The company closed all of its U.S. stores last year but continues to sell to American customers online. On Friday Ms. Roach said she believes there is room to grow the U.S. e-commerce business.

Like other retailers, Roots has seen delays in product shipments owing to supply chain pressures caused by the pandemic, but chief financial officer Mona Kennedy said on Friday that the company took precautions by moving up its delivery dates. So while products are arriving later than planned, they are still in season.

The company’s selling, general and administrative expenses decreased in the first quarter, as Roots has continued to reduce costs. The retailer has also scaled back on promotions that it put in place earlier in the pandemic to drive sales, and is more focused on full-priced offerings, Ms.

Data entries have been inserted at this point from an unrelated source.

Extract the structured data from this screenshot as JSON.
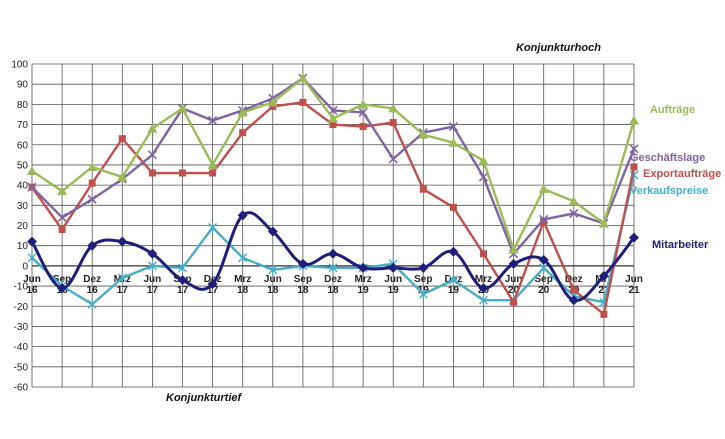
{
  "chart_data": {
    "type": "line",
    "ylim": [
      -60,
      100
    ],
    "y_ticks": [
      100,
      90,
      80,
      70,
      60,
      50,
      40,
      30,
      20,
      10,
      0,
      -10,
      -20,
      -30,
      -40,
      -50,
      -60
    ],
    "grid": true,
    "categories": [
      [
        "Jun",
        "16"
      ],
      [
        "Sep",
        "16"
      ],
      [
        "Dez",
        "16"
      ],
      [
        "Mrz",
        "17"
      ],
      [
        "Jun",
        "17"
      ],
      [
        "Sep",
        "17"
      ],
      [
        "Dez",
        "17"
      ],
      [
        "Mrz",
        "18"
      ],
      [
        "Jun",
        "18"
      ],
      [
        "Sep",
        "18"
      ],
      [
        "Dez",
        "18"
      ],
      [
        "Mrz",
        "19"
      ],
      [
        "Jun",
        "19"
      ],
      [
        "Sep",
        "19"
      ],
      [
        "Dez",
        "19"
      ],
      [
        "Mrz",
        "20"
      ],
      [
        "Jun",
        "20"
      ],
      [
        "Sep",
        "20"
      ],
      [
        "Dez",
        "20"
      ],
      [
        "Mrz",
        "21"
      ],
      [
        "Jun",
        "21"
      ]
    ],
    "annotations": {
      "top": "Konjunkturhoch",
      "bottom": "Konjunkturtief"
    },
    "series": [
      {
        "name": "Aufträge",
        "color": "#9bbb59",
        "marker": "triangle",
        "values": [
          47,
          37,
          49,
          44,
          68,
          78,
          50,
          76,
          81,
          93,
          73,
          80,
          78,
          65,
          61,
          52,
          8,
          38,
          32,
          21,
          72
        ]
      },
      {
        "name": "Geschäftslage",
        "color": "#8064a2",
        "marker": "x",
        "values": [
          39,
          24,
          33,
          43,
          55,
          78,
          72,
          77,
          83,
          93,
          77,
          76,
          53,
          66,
          69,
          44,
          6,
          23,
          26,
          21,
          58
        ]
      },
      {
        "name": "Exportaufträge",
        "color": "#c0504d",
        "marker": "square",
        "values": [
          39,
          18,
          41,
          63,
          46,
          46,
          46,
          66,
          79,
          81,
          70,
          69,
          71,
          38,
          29,
          6,
          -18,
          22,
          -12,
          -24,
          49
        ]
      },
      {
        "name": "Verkaufspreise",
        "color": "#4bacc6",
        "marker": "star",
        "values": [
          4,
          -10,
          -19,
          -6,
          0,
          -1,
          19,
          4,
          -2,
          0,
          -1,
          -1,
          1,
          -14,
          -7,
          -17,
          -17,
          -1,
          -15,
          -18,
          45
        ]
      },
      {
        "name": "Mitarbeiter",
        "color": "#1f1f7a",
        "marker": "diamond",
        "values": [
          12,
          -11,
          10,
          12,
          6,
          -7,
          -9,
          25,
          17,
          1,
          6,
          -1,
          -1,
          -1,
          7,
          -11,
          1,
          3,
          -17,
          -5,
          14
        ]
      }
    ]
  }
}
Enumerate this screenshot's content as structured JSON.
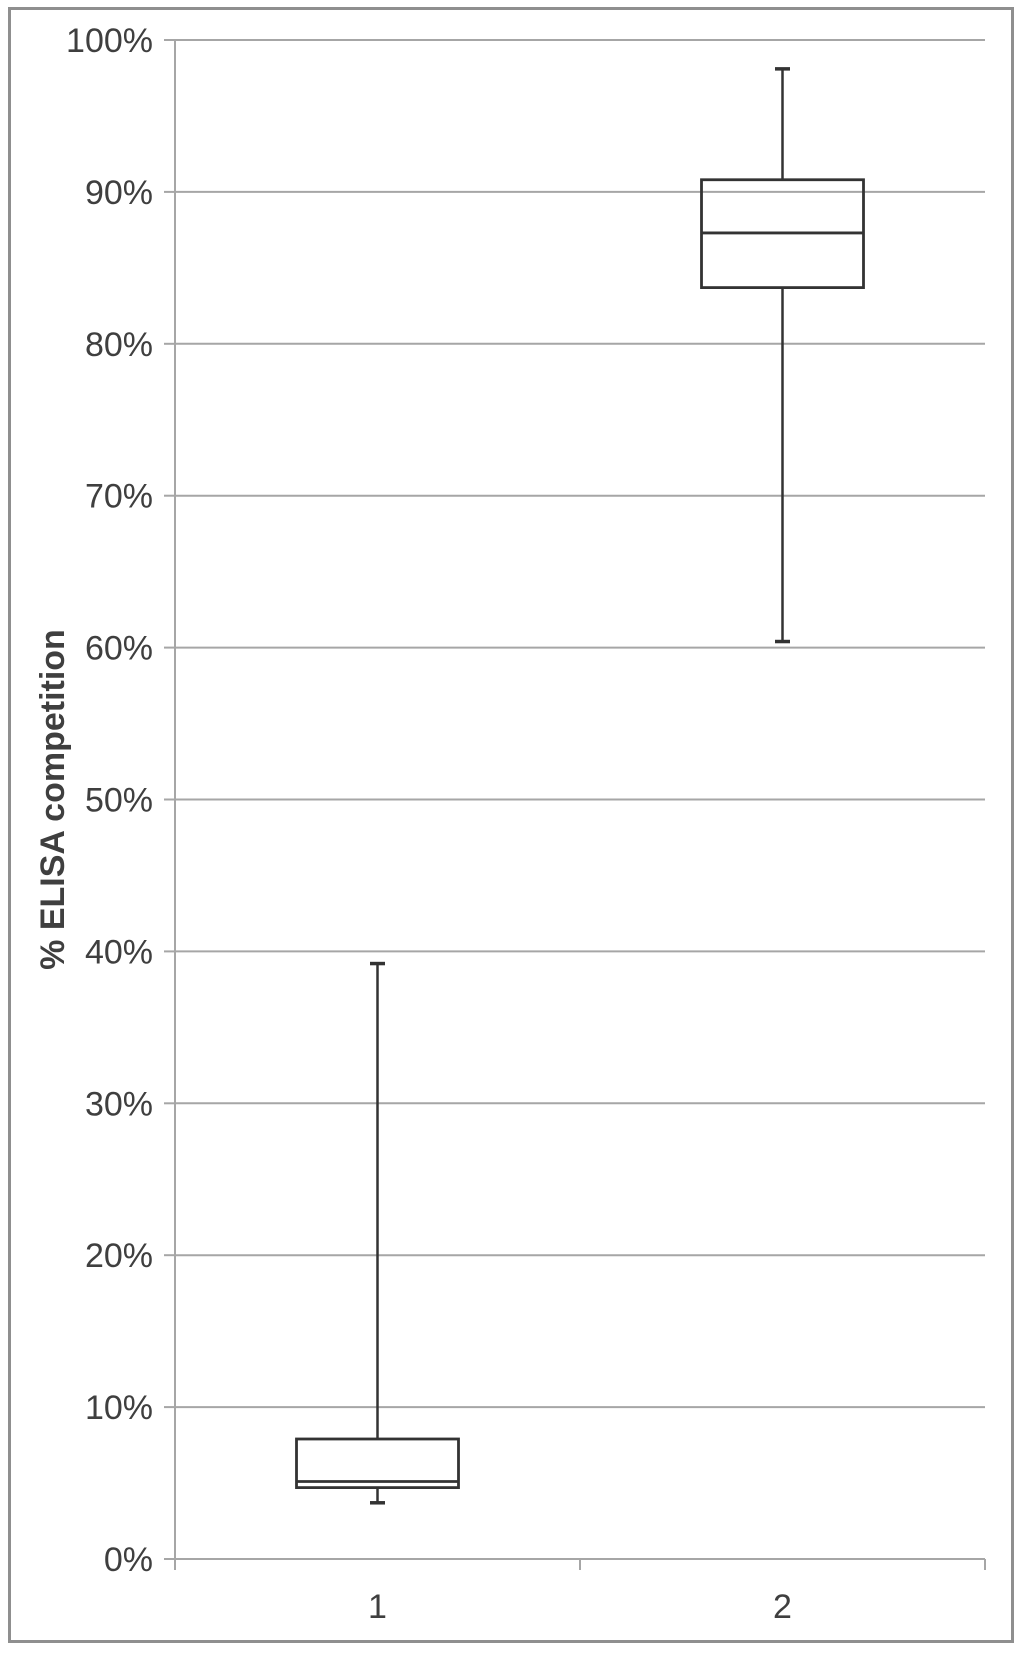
{
  "chart_data": {
    "type": "boxplot",
    "title": "",
    "xlabel": "",
    "ylabel": "% ELISA competition",
    "categories": [
      "1",
      "2"
    ],
    "ylim": [
      0,
      100
    ],
    "ytick_step": 10,
    "ytick_labels": [
      "0%",
      "10%",
      "20%",
      "30%",
      "40%",
      "50%",
      "60%",
      "70%",
      "80%",
      "90%",
      "100%"
    ],
    "grid": true,
    "legend": false,
    "series": [
      {
        "category": "1",
        "whisker_low": 3.7,
        "q1": 4.7,
        "median": 5.1,
        "q3": 7.9,
        "whisker_high": 39.2
      },
      {
        "category": "2",
        "whisker_low": 60.4,
        "q1": 83.7,
        "median": 87.3,
        "q3": 90.8,
        "whisker_high": 98.1
      }
    ],
    "colors": {
      "box_line": "#333333",
      "grid_line": "#a6a6a6",
      "axis_line": "#a6a6a6",
      "text": "#3f3f3f",
      "frame_border": "#8f8f8f",
      "background": "#ffffff"
    }
  }
}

Kennedy said.

“In our view, Roots is one of the companies that will emerge from the pandemic far better positioned,” Bank of Nova Scotia analyst Patricia Baker wrote in a research note on Friday. “In fact, it is obvious that over the course of the last five quarters, this team has focused hard on driving improving fundamentals, with noted success. This paves the way for a significantly enhanced performance once we emerge from the pandemic-specific challenges associated with lockdowns and retail restrictions.”

Roots’s share price rose by nearly 9.6 per cent in trading on Friday, to $3.89 per share. The stock has rebounded somewhat this year after dipping below 70 cents per share in early April, 2020, as the pandemic began to hit the retail sector – and particularly apparel retailers – and mandated store closings heightened the uncertainty.